International sind die Folgen bereits weitaus gravierender. Jeder hat schon einmal Bilder von schmelzendem Poleis und den immer stärker und häufiger auftretenden karibischen Hurricanes gesehen. Am schlimmsten ist jedoch die Sahara und die Sahel-Zone in Afrika betroffen. Es ist damit zu rechnen, dass bis 2050 weite Teile vieler afrikanischer Länder nicht mehr bewohnbar sind. Klimaflüchtlinge werden in Massen gen Norden strömen, die in keinem Verhältnis zur syrischen Flüchtlingswelle von 2015 stehen. Und Europa wird seine Grenzen schützen wollen.
Die Gefahr der Tipping Points
Schließlich gibt es in den Klimamodellen einige Unbekannte, sogenannte Tipping Points, die bei Erreichen bestimmter Erwärmungswerte auslösen und den Treibhauseffekt sprunghaft weiter beschleunigen. Taut beispielsweise der sibirische Permafrostboden auf, werden große Mengen des hochaktiven Treibhausgases Methan freigesetzt. Die Dynamik von Meeresströmungen wird durch die Erwärmung der Ozeane verändert und Klima-entscheidende Effekte wie der Golfstrom brechen ab. Das Abschmelzen der Polkappen führt zu mehr Absorption der Sonnenstrahlen und weiterer Aufheizung der Erde, die sogenannte Eis-Albedo-Rückkopplung. Ein letztes Beispiel ist die erhöhte Wasserverdunstung an der Oberfläche der Ozeane. Sie führt zu mehr Wasserdampf in der Atmosphäre (Wasserdampf-Rückkopplung). Wasserdampf ist das Treibhausgas, das noch vor CO₂ den höchsten Beitrag am Treibhauseffekt hat.
Auch wenn die Klimakrise die bestimmende Katastrophe der nächsten 100 Jahre sein wird, gibt es, wie man sieht, noch zahlreiche andere Symptome unserer krankenden Gesellschaft. Wenn wir nicht einige Dinge grundlegend und systematisch ändern, werden wir keine Mittel finden, um den Zug zu stoppen, der geradewegs auf den Abgrund zurast.

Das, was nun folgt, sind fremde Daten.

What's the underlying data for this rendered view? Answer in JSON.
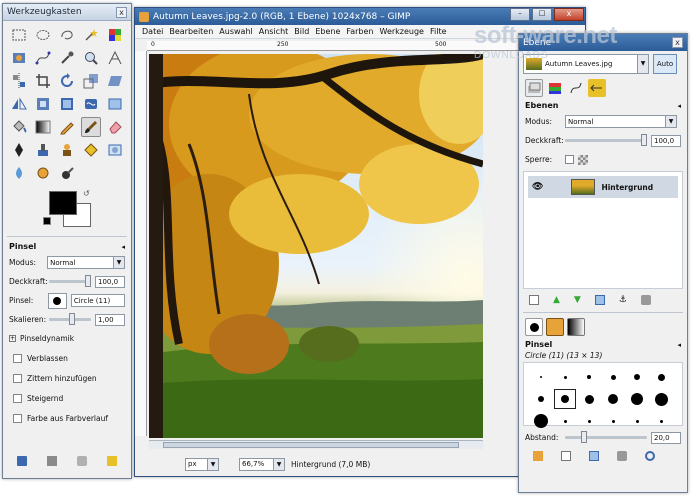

Es ist eine große Richtungsänderung notwendig, um das drohende Unheil aufzuhalten. Die Menschheit kann das schaffen. Sie hat das System entwickelt, das uns so viel Fortschritt und Wohlstand gebracht hat. Sie kann es auch in eine Richtung biegen, die beides beherrscht — auf die Umwelt, die Tiere und die Armen zu achten und gleichzeitig die Lebensqualität zu steigern, die Wissenschaft zu neuen, extremen Entdeckungen zu treiben oder den Menschen einen anderen Planeten besiedeln lassen. Doch dafür muss sich in den nächsten 30 Jahren auf der ganzen Welt viel ändern. Wir haben noch nicht einmal angefangen.